Modeling, Simulation & Gaming Working Group

September 28, 2022
11:30 am - 1:00 pm ET



Continuing the Tech Talk Series on Synthetic Data for AI, Dr. Edgar Bernal, Chief Scientist, FLX AI, joins us to discuss Bridging the Real-to-Synthetic Cross-Domain Gap in a Data-Efficient Manner.

Dr. Edgar Bernal, Chief Scientist, FLX AI

In recent years, technological advances in deep and machine learning have enabled the automation of certain processing and analysis tasks for enormous amounts of data beyond the scale of human capacity. Despite the popularity of deep learning algorithms, they possess shortcomings which are yet to be fully addressed. Most notably, training the traditionally large networks involves substantial data quantities in order to converge to robust and well-performing models. This requirement becomes particularly problematic in scenarios where data is inherently scarce or where data acquisition and/or labeling demand expert involvement, as is often the case in Geospatial tasks. One approach that has shown promise at ameliorating the impact of the significant data and labeling requirements relies on the generation of synthetic data/label pairs. This approach, however, has limitations including significant time and expertise requirements to render realistic, useful data, as well as the inherent cross-domain gap between the synthetically generated and real-world data. In this work, we propose to bridge that gap in a data-efficient manner by implementing and deploying a suite of metrics aimed at quantifying the extent of the cross-domain discrepancies as well as the statistical properties of the data. We show how the insights yielded by the deployment of the metrics can be leveraged to estimate the relation between the parameters of the synthetic data generator and the semantic properties of the synthetic data, which in turn can be used to design a synthetic data generation strategy that maximizes the discriminability of the generated samples, thus leading to significantly improved data-efficiency over current approaches.

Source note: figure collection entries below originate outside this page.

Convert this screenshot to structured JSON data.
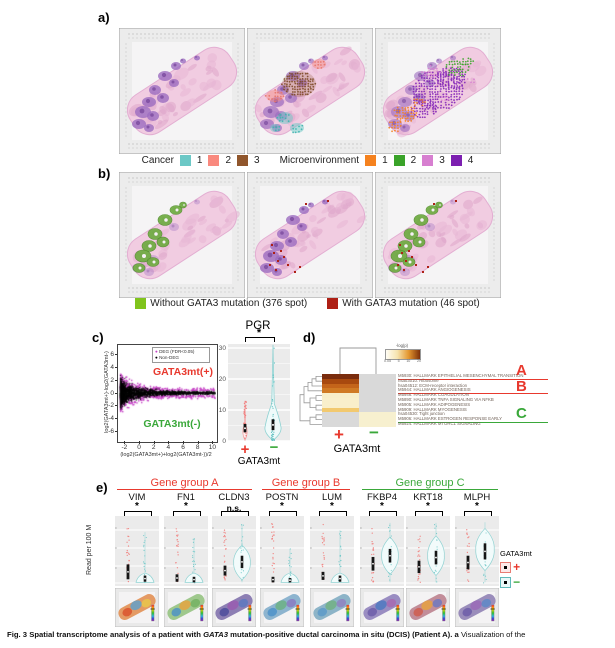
{
  "panels": {
    "a": "a)",
    "b": "b)",
    "c": "c)",
    "d": "d)",
    "e": "e)"
  },
  "cluster_legend": {
    "cancer_label": "Cancer",
    "cancer_items": [
      {
        "label": "1",
        "color": "#6cc8c6"
      },
      {
        "label": "2",
        "color": "#f9897e"
      },
      {
        "label": "3",
        "color": "#90562c"
      }
    ],
    "micro_label": "Microenvironment",
    "micro_items": [
      {
        "label": "1",
        "color": "#f5821f"
      },
      {
        "label": "2",
        "color": "#3aa329"
      },
      {
        "label": "3",
        "color": "#d77fd0"
      },
      {
        "label": "4",
        "color": "#7c1fb0"
      }
    ]
  },
  "mutation_legend": {
    "without": {
      "label": "Without GATA3 mutation (376 spot)",
      "color": "#80c41c"
    },
    "with": {
      "label": "With GATA3 mutation (46 spot)",
      "color": "#ae2015"
    }
  },
  "ma_plot": {
    "legend_deg": "DEG (FDR<0.05)",
    "legend_nondeg": "Non-DEG",
    "deg_color": "#c643c6",
    "nondeg_color": "#000000",
    "label_pos": "GATA3mt(+)",
    "label_neg": "GATA3mt(-)",
    "label_pos_color": "#e8392e",
    "label_neg_color": "#3aa83a",
    "xlabel": "(log2(GATA3mt+)+log2(GATA3mt-))/2",
    "ylabel": "log2(GATA3mt+)-log2(GATA3mt-)",
    "x_ticks": [
      "-2",
      "0",
      "2",
      "4",
      "6",
      "8",
      "10"
    ],
    "y_ticks": [
      "6",
      "4",
      "2",
      "0",
      "-2",
      "-4",
      "-6"
    ]
  },
  "pgr_plot": {
    "title": "PGR",
    "sig": "*",
    "y_ticks": [
      "30",
      "20",
      "10",
      "0"
    ],
    "plus": "+",
    "minus": "−",
    "xlabel": "GATA3mt"
  },
  "heatmap": {
    "colorbar_label": "-log(p)",
    "colorbar_ticks": [
      "0.05",
      "5",
      "10",
      "20"
    ],
    "plus": "+",
    "minus": "−",
    "xlabel": "GATA3mt",
    "rows": [
      {
        "name": "M5930: HALLMARK EPITHELIAL MESENCHYMAL TRANSITION",
        "plus": "#7a2c0d",
        "minus": "#d9d9d9",
        "underline": "#e8392e"
      },
      {
        "name": "hsa03010: Ribosome",
        "plus": "#a8490f",
        "minus": "#d9d9d9",
        "underline": ""
      },
      {
        "name": "hsa04512: ECM-receptor interaction",
        "plus": "#c4641a",
        "minus": "#d9d9d9",
        "underline": ""
      },
      {
        "name": "M5944: HALLMARK ANGIOGENESIS",
        "plus": "#d07a24",
        "minus": "#d9d9d9",
        "underline": "#e8392e"
      },
      {
        "name": "M5946: HALLMARK COAGULATION",
        "plus": "#f8eec9",
        "minus": "#d9d9d9",
        "underline": ""
      },
      {
        "name": "M5890: HALLMARK TNFA SIGNALING VIA NFKB",
        "plus": "#f9efcb",
        "minus": "#d9d9d9",
        "underline": ""
      },
      {
        "name": "M5905: HALLMARK ADIPOGENESIS",
        "plus": "#f9efcb",
        "minus": "#d9d9d9",
        "underline": ""
      },
      {
        "name": "M5909: HALLMARK MYOGENESIS",
        "plus": "#f2c96f",
        "minus": "#d9d9d9",
        "underline": ""
      },
      {
        "name": "hsa04530: Tight junction",
        "plus": "#d9d9d9",
        "minus": "#f7f0cf",
        "underline": ""
      },
      {
        "name": "M5906: HALLMARK ESTROGEN RESPONSE EARLY",
        "plus": "#d9d9d9",
        "minus": "#f7f0cf",
        "underline": "#3aa83a"
      },
      {
        "name": "M5924: HALLMARK MTORC1 SIGNALING",
        "plus": "#d9d9d9",
        "minus": "#f7f0cf",
        "underline": ""
      }
    ],
    "group_letters": [
      {
        "label": "A",
        "color": "#e8392e"
      },
      {
        "label": "B",
        "color": "#e8392e"
      },
      {
        "label": "C",
        "color": "#3aa83a"
      }
    ]
  },
  "gene_groups": [
    {
      "label": "Gene group A",
      "color": "#e8392e"
    },
    {
      "label": "Gene group B",
      "color": "#e8392e"
    },
    {
      "label": "Gene group C",
      "color": "#3aa83a"
    }
  ],
  "violin_panels": [
    {
      "gene": "VIM",
      "sig": "*"
    },
    {
      "gene": "FN1",
      "sig": "*"
    },
    {
      "gene": "CLDN3",
      "sig": "n.s."
    },
    {
      "gene": "POSTN",
      "sig": "*"
    },
    {
      "gene": "LUM",
      "sig": "*"
    },
    {
      "gene": "FKBP4",
      "sig": "*"
    },
    {
      "gene": "KRT18",
      "sig": "*"
    },
    {
      "gene": "MLPH",
      "sig": "*"
    }
  ],
  "violin_axis": {
    "ylabel": "Read per 100 M"
  },
  "violin_legend": {
    "title": "GATA3mt",
    "plus": "+",
    "minus": "−",
    "plus_color": "#e8392e",
    "minus_color": "#3aa83a"
  },
  "caption": {
    "bold_prefix": "Fig. 3 Spatial transcriptome analysis of a patient with ",
    "italic_gene": "GATA3",
    "bold_suffix": " mutation-positive ductal carcinoma in situ (DCIS) (Patient A). ",
    "seq_label": "a",
    "rest": " Visualization of the"
  }
}
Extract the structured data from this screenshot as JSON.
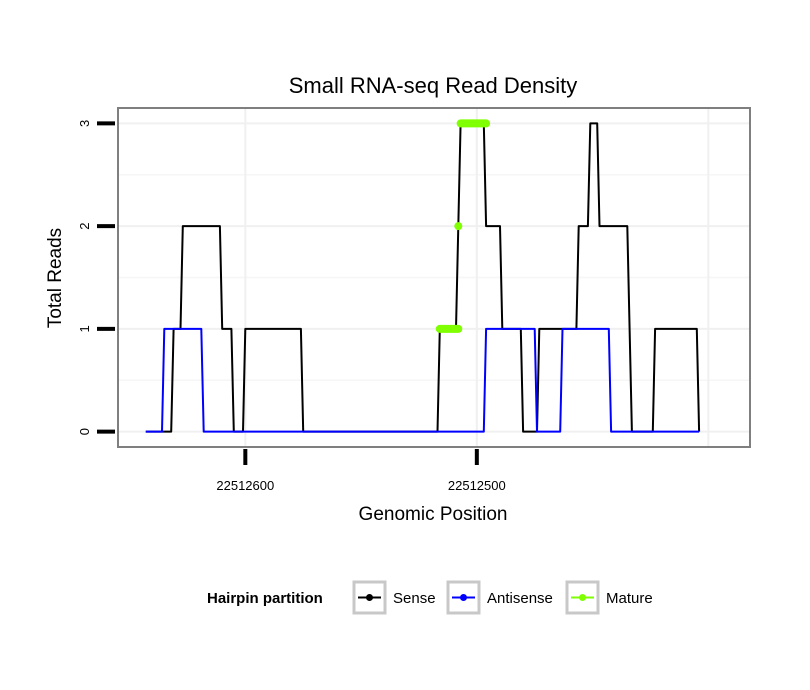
{
  "chart_data": {
    "type": "line",
    "title": "Small RNA-seq Read Density",
    "xlabel": "Genomic Position",
    "ylabel": "Total Reads",
    "x_reversed": true,
    "xlim": [
      22512655,
      22512382
    ],
    "ylim": [
      -0.15,
      3.15
    ],
    "x_ticks": [
      {
        "value": 22512600,
        "label": "22512600"
      },
      {
        "value": 22512500,
        "label": "22512500"
      }
    ],
    "y_ticks": [
      {
        "value": 0,
        "label": "0"
      },
      {
        "value": 1,
        "label": "1"
      },
      {
        "value": 2,
        "label": "2"
      },
      {
        "value": 3,
        "label": "3"
      }
    ],
    "grid": true,
    "legend": {
      "title": "Hairpin partition",
      "position": "bottom",
      "entries": [
        {
          "label": "Sense",
          "color": "#000000"
        },
        {
          "label": "Antisense",
          "color": "#0000ff"
        },
        {
          "label": "Mature",
          "color": "#7fff00"
        }
      ]
    },
    "series": [
      {
        "name": "Sense",
        "color": "#000000",
        "points": [
          [
            22512643,
            0
          ],
          [
            22512632,
            0
          ],
          [
            22512631,
            1
          ],
          [
            22512628,
            1
          ],
          [
            22512627,
            2
          ],
          [
            22512611,
            2
          ],
          [
            22512610,
            1
          ],
          [
            22512606,
            1
          ],
          [
            22512605,
            0
          ],
          [
            22512601,
            0
          ],
          [
            22512600,
            1
          ],
          [
            22512576,
            1
          ],
          [
            22512575,
            0
          ],
          [
            22512517,
            0
          ],
          [
            22512516,
            1
          ],
          [
            22512509,
            1
          ],
          [
            22512508,
            2
          ],
          [
            22512507,
            3
          ],
          [
            22512497,
            3
          ],
          [
            22512496,
            2
          ],
          [
            22512490,
            2
          ],
          [
            22512489,
            1
          ],
          [
            22512481,
            1
          ],
          [
            22512480,
            0
          ],
          [
            22512474,
            0
          ],
          [
            22512473,
            1
          ],
          [
            22512457,
            1
          ],
          [
            22512456,
            2
          ],
          [
            22512452,
            2
          ],
          [
            22512451,
            3
          ],
          [
            22512448,
            3
          ],
          [
            22512447,
            2
          ],
          [
            22512435,
            2
          ],
          [
            22512434,
            1
          ],
          [
            22512433,
            0
          ],
          [
            22512424,
            0
          ],
          [
            22512423,
            1
          ],
          [
            22512405,
            1
          ],
          [
            22512404,
            0
          ]
        ]
      },
      {
        "name": "Antisense",
        "color": "#0000ff",
        "points": [
          [
            22512643,
            0
          ],
          [
            22512636,
            0
          ],
          [
            22512635,
            1
          ],
          [
            22512619,
            1
          ],
          [
            22512618,
            0
          ],
          [
            22512497,
            0
          ],
          [
            22512496,
            1
          ],
          [
            22512475,
            1
          ],
          [
            22512474,
            0
          ],
          [
            22512464,
            0
          ],
          [
            22512463,
            1
          ],
          [
            22512443,
            1
          ],
          [
            22512442,
            0
          ],
          [
            22512404,
            0
          ]
        ]
      },
      {
        "name": "Mature",
        "color": "#7fff00",
        "segments": [
          [
            [
              22512516,
              1
            ],
            [
              22512508,
              1
            ]
          ],
          [
            [
              22512508,
              2
            ],
            [
              22512508,
              2
            ]
          ],
          [
            [
              22512507,
              3
            ],
            [
              22512496,
              3
            ]
          ]
        ]
      }
    ]
  }
}
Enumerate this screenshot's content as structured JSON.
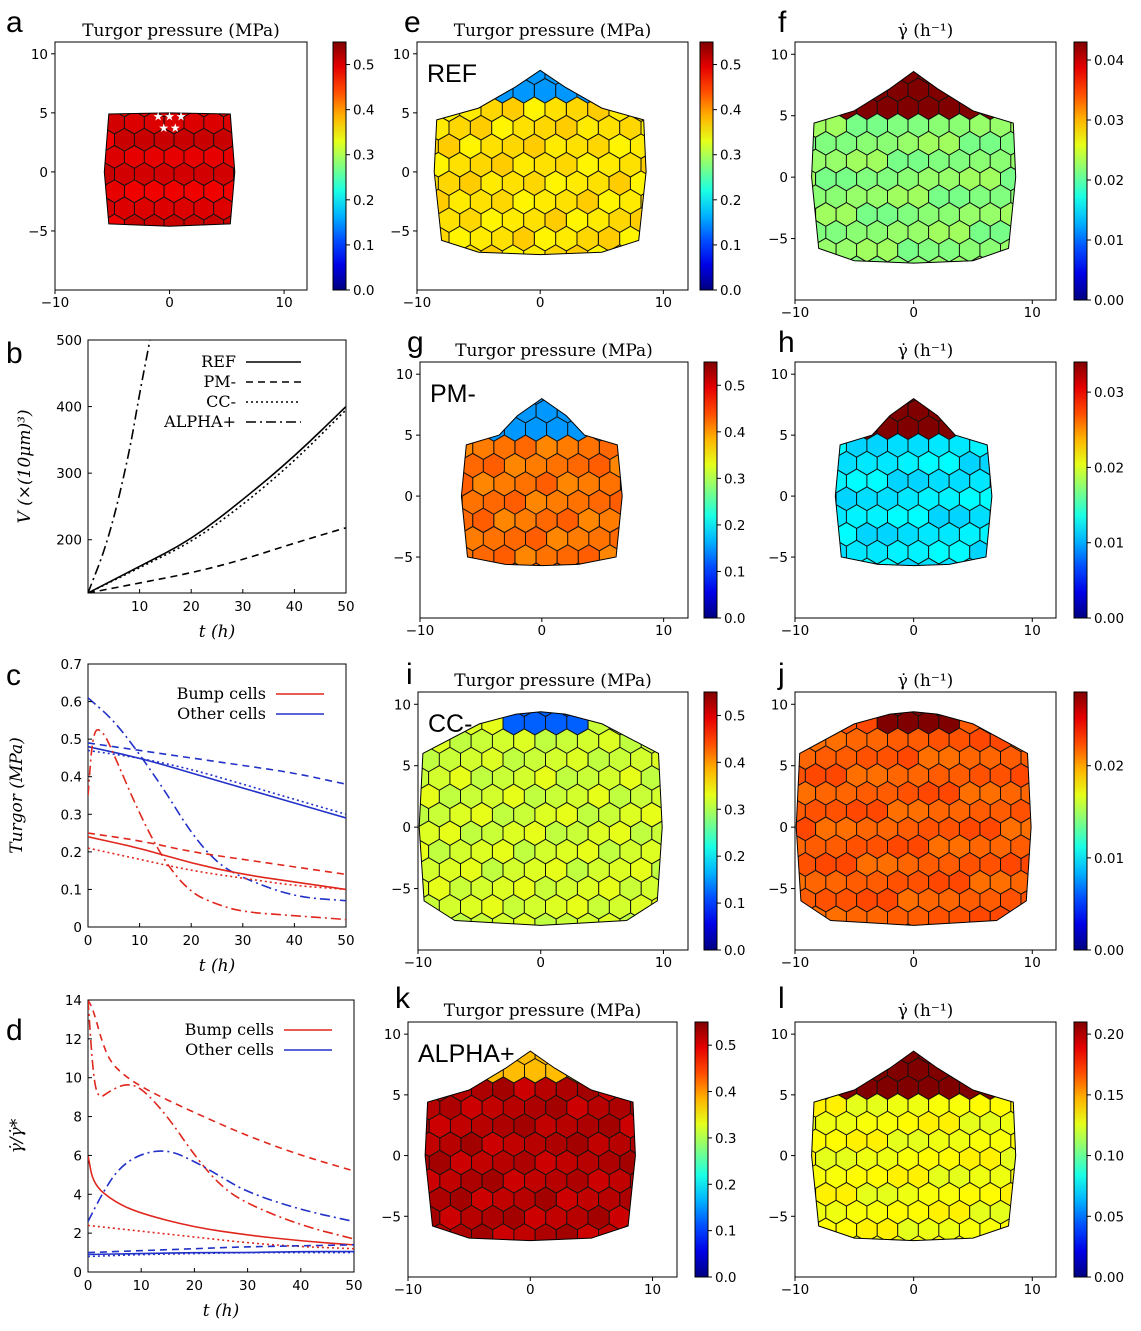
{
  "chart_data": [
    {
      "panel": "a",
      "type": "heatmap",
      "title": "Turgor pressure (MPa)",
      "xlim": [
        -10,
        10
      ],
      "ylim": [
        -10,
        10
      ],
      "xticks": [
        "−10",
        "0",
        "10"
      ],
      "yticks": [
        "10",
        "5",
        "0",
        "−5"
      ],
      "tissue_extent": {
        "x": [
          -5.5,
          5.5
        ],
        "y": [
          -4.5,
          5
        ]
      },
      "marked_cells": 5,
      "colorbar": {
        "range": [
          0,
          0.55
        ],
        "ticks": [
          "0.5",
          "0.4",
          "0.3",
          "0.2",
          "0.1",
          "0.0"
        ]
      },
      "dominant_value": 0.5
    },
    {
      "panel": "b",
      "type": "line",
      "xlabel": "t (h)",
      "ylabel": "V (×(10μm)³)",
      "xlim": [
        0,
        50
      ],
      "ylim": [
        120,
        500
      ],
      "xticks": [
        "10",
        "20",
        "30",
        "40",
        "50"
      ],
      "yticks": [
        "500",
        "400",
        "300",
        "200"
      ],
      "legend_position": "top-right",
      "series": [
        {
          "name": "REF",
          "style": "solid",
          "x": [
            0,
            10,
            20,
            30,
            40,
            50
          ],
          "y": [
            120,
            160,
            200,
            260,
            325,
            400
          ]
        },
        {
          "name": "PM-",
          "style": "dashed",
          "x": [
            0,
            10,
            20,
            30,
            40,
            50
          ],
          "y": [
            120,
            135,
            150,
            170,
            195,
            218
          ]
        },
        {
          "name": "CC-",
          "style": "dotted",
          "x": [
            0,
            10,
            20,
            30,
            40,
            50
          ],
          "y": [
            120,
            158,
            196,
            252,
            318,
            395
          ]
        },
        {
          "name": "ALPHA+",
          "style": "dashdot",
          "x": [
            0,
            4,
            8,
            10,
            12
          ],
          "y": [
            120,
            200,
            330,
            420,
            500
          ]
        }
      ]
    },
    {
      "panel": "c",
      "type": "line",
      "xlabel": "t (h)",
      "ylabel": "Turgor (MPa)",
      "xlim": [
        0,
        50
      ],
      "ylim": [
        0,
        0.7
      ],
      "xticks": [
        "0",
        "10",
        "20",
        "30",
        "40",
        "50"
      ],
      "yticks": [
        "0.7",
        "0.6",
        "0.5",
        "0.4",
        "0.3",
        "0.2",
        "0.1",
        "0"
      ],
      "legend_position": "top-right",
      "legend": [
        {
          "name": "Bump cells",
          "color": "#e0271d"
        },
        {
          "name": "Other cells",
          "color": "#2231c8"
        }
      ],
      "series": [
        {
          "group": "Other cells",
          "style": "solid",
          "x": [
            0,
            10,
            20,
            30,
            40,
            50
          ],
          "y": [
            0.48,
            0.45,
            0.41,
            0.37,
            0.33,
            0.29
          ]
        },
        {
          "group": "Other cells",
          "style": "dashed",
          "x": [
            0,
            10,
            20,
            30,
            40,
            50
          ],
          "y": [
            0.49,
            0.47,
            0.45,
            0.43,
            0.41,
            0.38
          ]
        },
        {
          "group": "Other cells",
          "style": "dotted",
          "x": [
            0,
            10,
            20,
            30,
            40,
            50
          ],
          "y": [
            0.47,
            0.45,
            0.42,
            0.38,
            0.34,
            0.3
          ]
        },
        {
          "group": "Other cells",
          "style": "dashdot",
          "x": [
            0,
            5,
            10,
            15,
            20,
            25,
            30,
            40,
            50
          ],
          "y": [
            0.61,
            0.55,
            0.46,
            0.36,
            0.25,
            0.17,
            0.13,
            0.08,
            0.07
          ]
        },
        {
          "group": "Bump cells",
          "style": "solid",
          "x": [
            0,
            10,
            20,
            30,
            40,
            50
          ],
          "y": [
            0.24,
            0.21,
            0.17,
            0.14,
            0.12,
            0.1
          ]
        },
        {
          "group": "Bump cells",
          "style": "dashed",
          "x": [
            0,
            10,
            20,
            30,
            40,
            50
          ],
          "y": [
            0.25,
            0.23,
            0.2,
            0.18,
            0.16,
            0.14
          ]
        },
        {
          "group": "Bump cells",
          "style": "dotted",
          "x": [
            0,
            10,
            20,
            30,
            40,
            50
          ],
          "y": [
            0.21,
            0.18,
            0.15,
            0.13,
            0.11,
            0.1
          ]
        },
        {
          "group": "Bump cells",
          "style": "dashdot",
          "x": [
            0,
            1,
            3,
            5,
            10,
            15,
            20,
            25,
            30,
            40,
            50
          ],
          "y": [
            0.35,
            0.53,
            0.52,
            0.46,
            0.3,
            0.17,
            0.09,
            0.06,
            0.04,
            0.03,
            0.02
          ]
        }
      ]
    },
    {
      "panel": "d",
      "type": "line",
      "xlabel": "t (h)",
      "ylabel": "γ̇/γ̇*",
      "xlim": [
        0,
        50
      ],
      "ylim": [
        0,
        14
      ],
      "xticks": [
        "0",
        "10",
        "20",
        "30",
        "40",
        "50"
      ],
      "yticks": [
        "14",
        "12",
        "10",
        "8",
        "6",
        "4",
        "2",
        "0"
      ],
      "legend_position": "top-right",
      "legend": [
        {
          "name": "Bump cells",
          "color": "#e0271d"
        },
        {
          "name": "Other cells",
          "color": "#2231c8"
        }
      ],
      "series": [
        {
          "group": "Bump cells",
          "style": "solid",
          "x": [
            0,
            1,
            5,
            10,
            20,
            30,
            40,
            50
          ],
          "y": [
            6,
            4.5,
            3.6,
            3.0,
            2.3,
            1.9,
            1.6,
            1.4
          ]
        },
        {
          "group": "Bump cells",
          "style": "dashed",
          "x": [
            0,
            1,
            3,
            5,
            10,
            20,
            30,
            40,
            50
          ],
          "y": [
            14,
            13.5,
            11.5,
            10.5,
            9.5,
            8.2,
            7.0,
            6.0,
            5.2
          ]
        },
        {
          "group": "Bump cells",
          "style": "dotted",
          "x": [
            0,
            10,
            20,
            30,
            40,
            50
          ],
          "y": [
            2.4,
            2.1,
            1.8,
            1.5,
            1.3,
            1.2
          ]
        },
        {
          "group": "Bump cells",
          "style": "dashdot",
          "x": [
            0,
            1,
            2,
            4,
            7,
            10,
            15,
            20,
            25,
            30,
            40,
            50
          ],
          "y": [
            14,
            10,
            8.9,
            9.3,
            9.7,
            9.5,
            8.0,
            6.0,
            4.4,
            3.5,
            2.4,
            1.7
          ]
        },
        {
          "group": "Other cells",
          "style": "solid",
          "x": [
            0,
            10,
            20,
            30,
            40,
            50
          ],
          "y": [
            0.9,
            0.95,
            1.0,
            1.0,
            1.05,
            1.05
          ]
        },
        {
          "group": "Other cells",
          "style": "dashed",
          "x": [
            0,
            10,
            20,
            30,
            40,
            50
          ],
          "y": [
            1.0,
            1.1,
            1.2,
            1.3,
            1.35,
            1.4
          ]
        },
        {
          "group": "Other cells",
          "style": "dotted",
          "x": [
            0,
            10,
            20,
            30,
            40,
            50
          ],
          "y": [
            0.8,
            0.9,
            0.95,
            1.0,
            1.0,
            1.0
          ]
        },
        {
          "group": "Other cells",
          "style": "dashdot",
          "x": [
            0,
            3,
            6,
            10,
            15,
            20,
            25,
            30,
            40,
            50
          ],
          "y": [
            2.6,
            4.2,
            5.4,
            6.1,
            6.3,
            5.7,
            4.9,
            4.1,
            3.2,
            2.6
          ]
        }
      ]
    },
    {
      "panel": "e",
      "type": "heatmap",
      "title": "Turgor pressure (MPa)",
      "tag": "REF",
      "xlim": [
        -10,
        10
      ],
      "ylim": [
        -10,
        10
      ],
      "xticks": [
        "−10",
        "0",
        "10"
      ],
      "yticks": [
        "10",
        "5",
        "0",
        "−5"
      ],
      "colorbar": {
        "range": [
          0,
          0.55
        ],
        "ticks": [
          "0.5",
          "0.4",
          "0.3",
          "0.2",
          "0.1",
          "0.0"
        ]
      },
      "dominant_value": 0.36,
      "bump_value": 0.15
    },
    {
      "panel": "f",
      "type": "heatmap",
      "title": "γ̇ (h⁻¹)",
      "xlim": [
        -10,
        10
      ],
      "ylim": [
        -10,
        10
      ],
      "xticks": [
        "−10",
        "0",
        "10"
      ],
      "yticks": [
        "10",
        "5",
        "0",
        "−5"
      ],
      "colorbar": {
        "range": [
          0,
          0.043
        ],
        "ticks": [
          "0.04",
          "0.03",
          "0.02",
          "0.01",
          "0.00"
        ]
      },
      "dominant_value": 0.022,
      "bump_value": 0.043
    },
    {
      "panel": "g",
      "type": "heatmap",
      "title": "Turgor pressure (MPa)",
      "tag": "PM-",
      "xlim": [
        -10,
        10
      ],
      "ylim": [
        -10,
        10
      ],
      "xticks": [
        "−10",
        "0",
        "10"
      ],
      "yticks": [
        "10",
        "5",
        "0",
        "−5"
      ],
      "colorbar": {
        "range": [
          0,
          0.55
        ],
        "ticks": [
          "0.5",
          "0.4",
          "0.3",
          "0.2",
          "0.1",
          "0.0"
        ]
      },
      "dominant_value": 0.42,
      "bump_value": 0.15
    },
    {
      "panel": "h",
      "type": "heatmap",
      "title": "γ̇ (h⁻¹)",
      "xlim": [
        -10,
        10
      ],
      "ylim": [
        -10,
        10
      ],
      "xticks": [
        "−10",
        "0",
        "10"
      ],
      "yticks": [
        "10",
        "5",
        "0",
        "−5"
      ],
      "colorbar": {
        "range": [
          0,
          0.034
        ],
        "ticks": [
          "0.03",
          "0.02",
          "0.01",
          "0.00"
        ]
      },
      "dominant_value": 0.012,
      "bump_value": 0.034
    },
    {
      "panel": "i",
      "type": "heatmap",
      "title": "Turgor pressure (MPa)",
      "tag": "CC-",
      "xlim": [
        -10,
        10
      ],
      "ylim": [
        -10,
        10
      ],
      "xticks": [
        "−10",
        "0",
        "10"
      ],
      "yticks": [
        "10",
        "5",
        "0",
        "−5"
      ],
      "colorbar": {
        "range": [
          0,
          0.55
        ],
        "ticks": [
          "0.5",
          "0.4",
          "0.3",
          "0.2",
          "0.1",
          "0.0"
        ]
      },
      "dominant_value": 0.32,
      "bump_value": 0.12
    },
    {
      "panel": "j",
      "type": "heatmap",
      "title": "γ̇ (h⁻¹)",
      "xlim": [
        -10,
        10
      ],
      "ylim": [
        -10,
        10
      ],
      "xticks": [
        "−10",
        "0",
        "10"
      ],
      "yticks": [
        "10",
        "5",
        "0",
        "−5"
      ],
      "colorbar": {
        "range": [
          0,
          0.028
        ],
        "ticks": [
          "0.02",
          "0.01",
          "0.00"
        ]
      },
      "dominant_value": 0.022,
      "bump_value": 0.028
    },
    {
      "panel": "k",
      "type": "heatmap",
      "title": "Turgor pressure (MPa)",
      "tag": "ALPHA+",
      "xlim": [
        -10,
        10
      ],
      "ylim": [
        -10,
        10
      ],
      "xticks": [
        "−10",
        "0",
        "10"
      ],
      "yticks": [
        "10",
        "5",
        "0",
        "−5"
      ],
      "colorbar": {
        "range": [
          0,
          0.55
        ],
        "ticks": [
          "0.5",
          "0.4",
          "0.3",
          "0.2",
          "0.1",
          "0.0"
        ]
      },
      "dominant_value": 0.52,
      "bump_value": 0.38
    },
    {
      "panel": "l",
      "type": "heatmap",
      "title": "γ̇ (h⁻¹)",
      "xlim": [
        -10,
        10
      ],
      "ylim": [
        -10,
        10
      ],
      "xticks": [
        "−10",
        "0",
        "10"
      ],
      "yticks": [
        "10",
        "5",
        "0",
        "−5"
      ],
      "colorbar": {
        "range": [
          0,
          0.21
        ],
        "ticks": [
          "0.20",
          "0.15",
          "0.10",
          "0.05",
          "0.00"
        ]
      },
      "dominant_value": 0.13,
      "bump_value": 0.21
    }
  ]
}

Edgar A. Bernal’s focuses on achieving high-level image and video abstraction and understanding through statistical learning. His current interests include image and video analytics, computer vision, image- and video-based action and activity recognition, machine and deep learning, and multimodal fusion.

The Modeling, Simulation & Gaming Working Group (MS&G WG) collaborates with industry, academia, and government leaders to advance GEOINT tradecraft capable of delivering authoritative and relevant at the point of need.